I applaud the make-up crew though. They worked hard to get some unique looking mutants. It all looks fantastic until the mutants have to go into action, where it certainly seemed like the actors in the makeup had a difficult time moving around and seeing things. The suits upon contact with the victims became really rubbery too. It was a rather clumsy affair.

This is a very bloody movie. But that does not mean it is a gory movie. There is a lot of blood sprayed from off-camera, but you see no wounds associated with the blood. There is one convincing severed arm, but that’s about it. For a movie that wants to be The Hills Have Eyes, it really needed to just get savage. The classic move of seeing a weapon being pulled back to plunge into a victim was used frequently, but you often do not see the contact. At no time do you go EWWWW!!! And for a movie like this, you kinda want that.

Is that a terrible thing? No, not if you’re trying to do a PG-13 horror movie, but since they seemed to be pushing this as a gonzo splatter experience, they literally missed their mark. They attempted to make up for the lack of convincing gore, with repetition. Lots of growling and “feasting” but you never saw any real bites taken out. Bummer.

Is it a terrible movie? No. The acting is capable, though the characters and the plot are not memorable. Plot holes are large and numerous. The amount of time viable weapons are left behind are too many to count. Tactical decisions are abominable. The dialogue is not cringe-inducing, yet there are not any memorable lines either. You could see, with a bit more of a mean streak, or some punchier characters that this skeleton of a plot could have been more interesting. As it is, it’s not even bad enough to be memorably bad.

The Barge People is available for rent on Amazon, and is not rated, but it would merit an R rating for violence and bloodshed.

I really wanted this to be good. I love fish-creature and animal-human hybrid movies. If that sort of thing interests you, try out these movies:

Cold Skin (2017) A remote lighthouse is being menaced by violent fish people who have been laying siege to this remote island.

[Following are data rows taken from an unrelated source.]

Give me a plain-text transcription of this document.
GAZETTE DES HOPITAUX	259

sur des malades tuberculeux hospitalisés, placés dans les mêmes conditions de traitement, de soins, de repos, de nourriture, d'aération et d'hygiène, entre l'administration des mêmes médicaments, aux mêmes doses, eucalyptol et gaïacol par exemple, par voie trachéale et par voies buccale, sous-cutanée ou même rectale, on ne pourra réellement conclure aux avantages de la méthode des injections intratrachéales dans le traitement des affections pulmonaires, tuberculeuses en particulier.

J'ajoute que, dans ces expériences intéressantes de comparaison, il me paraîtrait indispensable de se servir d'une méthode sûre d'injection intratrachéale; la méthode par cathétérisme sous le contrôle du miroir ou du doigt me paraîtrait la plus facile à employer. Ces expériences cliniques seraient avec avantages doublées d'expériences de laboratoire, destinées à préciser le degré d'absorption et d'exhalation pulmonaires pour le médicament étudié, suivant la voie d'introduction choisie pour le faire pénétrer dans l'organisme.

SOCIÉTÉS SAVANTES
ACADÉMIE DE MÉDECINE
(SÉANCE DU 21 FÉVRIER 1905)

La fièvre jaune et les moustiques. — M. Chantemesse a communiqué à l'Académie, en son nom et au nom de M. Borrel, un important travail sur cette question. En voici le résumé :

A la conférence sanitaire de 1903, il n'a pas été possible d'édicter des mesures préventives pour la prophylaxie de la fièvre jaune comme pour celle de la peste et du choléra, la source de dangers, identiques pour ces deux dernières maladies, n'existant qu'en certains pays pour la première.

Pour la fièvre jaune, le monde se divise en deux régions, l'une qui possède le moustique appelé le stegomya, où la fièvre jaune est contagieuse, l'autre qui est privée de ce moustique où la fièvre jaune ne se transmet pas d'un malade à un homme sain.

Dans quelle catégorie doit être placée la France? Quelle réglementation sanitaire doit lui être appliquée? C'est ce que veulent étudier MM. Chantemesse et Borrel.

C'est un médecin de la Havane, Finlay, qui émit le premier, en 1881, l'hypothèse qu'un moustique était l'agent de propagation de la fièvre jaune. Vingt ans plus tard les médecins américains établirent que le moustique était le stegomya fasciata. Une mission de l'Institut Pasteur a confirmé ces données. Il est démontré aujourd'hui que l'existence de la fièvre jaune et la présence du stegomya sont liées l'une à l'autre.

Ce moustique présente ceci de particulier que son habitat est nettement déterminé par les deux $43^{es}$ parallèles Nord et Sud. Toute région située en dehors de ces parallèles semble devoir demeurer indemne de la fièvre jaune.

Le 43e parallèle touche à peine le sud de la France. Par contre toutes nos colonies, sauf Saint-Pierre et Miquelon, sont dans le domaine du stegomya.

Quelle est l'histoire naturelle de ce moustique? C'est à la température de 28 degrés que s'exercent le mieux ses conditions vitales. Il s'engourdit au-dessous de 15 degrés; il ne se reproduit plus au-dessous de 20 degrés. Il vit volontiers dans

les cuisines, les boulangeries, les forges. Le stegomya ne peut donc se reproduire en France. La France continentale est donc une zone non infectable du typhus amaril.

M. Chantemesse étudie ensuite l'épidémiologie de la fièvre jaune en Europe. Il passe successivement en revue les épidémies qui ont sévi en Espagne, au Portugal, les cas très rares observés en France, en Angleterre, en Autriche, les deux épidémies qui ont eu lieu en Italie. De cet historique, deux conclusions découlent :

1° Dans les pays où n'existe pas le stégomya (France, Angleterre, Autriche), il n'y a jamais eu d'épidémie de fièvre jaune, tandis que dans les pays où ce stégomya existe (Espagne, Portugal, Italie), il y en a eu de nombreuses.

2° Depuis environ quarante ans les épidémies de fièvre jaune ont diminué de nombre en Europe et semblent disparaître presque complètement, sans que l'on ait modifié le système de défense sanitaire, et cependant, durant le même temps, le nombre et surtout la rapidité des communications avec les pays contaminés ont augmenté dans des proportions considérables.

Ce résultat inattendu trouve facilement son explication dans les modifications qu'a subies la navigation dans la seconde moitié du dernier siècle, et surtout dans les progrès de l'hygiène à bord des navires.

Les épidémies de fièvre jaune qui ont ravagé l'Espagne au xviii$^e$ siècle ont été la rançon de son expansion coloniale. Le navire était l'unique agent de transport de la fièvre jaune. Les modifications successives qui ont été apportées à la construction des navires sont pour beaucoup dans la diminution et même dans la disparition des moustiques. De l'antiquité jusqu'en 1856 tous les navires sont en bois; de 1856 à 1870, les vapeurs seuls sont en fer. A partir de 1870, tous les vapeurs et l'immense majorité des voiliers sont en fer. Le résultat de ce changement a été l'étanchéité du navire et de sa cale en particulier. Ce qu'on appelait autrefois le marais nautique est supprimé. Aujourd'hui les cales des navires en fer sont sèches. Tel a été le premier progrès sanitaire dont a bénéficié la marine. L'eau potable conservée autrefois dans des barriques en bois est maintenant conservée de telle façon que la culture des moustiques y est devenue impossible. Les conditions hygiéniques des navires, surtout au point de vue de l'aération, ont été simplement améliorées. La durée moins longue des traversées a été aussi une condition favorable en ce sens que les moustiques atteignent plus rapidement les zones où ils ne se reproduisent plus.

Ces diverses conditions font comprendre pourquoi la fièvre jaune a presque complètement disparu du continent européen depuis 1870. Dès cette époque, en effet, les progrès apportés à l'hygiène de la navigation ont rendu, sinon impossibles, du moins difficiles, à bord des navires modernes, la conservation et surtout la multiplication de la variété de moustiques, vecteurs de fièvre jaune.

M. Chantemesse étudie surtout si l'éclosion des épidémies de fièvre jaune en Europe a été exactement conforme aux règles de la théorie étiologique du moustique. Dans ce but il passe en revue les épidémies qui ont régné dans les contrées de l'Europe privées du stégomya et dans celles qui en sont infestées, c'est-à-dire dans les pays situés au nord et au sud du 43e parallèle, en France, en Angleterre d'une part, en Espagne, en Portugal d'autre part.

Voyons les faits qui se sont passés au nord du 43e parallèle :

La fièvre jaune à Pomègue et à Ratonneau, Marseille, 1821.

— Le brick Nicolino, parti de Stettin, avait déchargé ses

Dagon (2001) This is the H.P. Lovecraft tale “The Shadow over Innsmouth”, as directed by Stuart Gordon. Highly underrated.

Humanoids From the Deep (1980) Featuring Rob Bottin doing the makeup and fish-man suits. Campy and violent. Prime exploitation fare.

Wild Boar (2019) Oscar-winning make up man Barney Burman directed this tale about mutant cannibal pig-people turning the tables on geocaching vacationers. Great make-up… shaky story.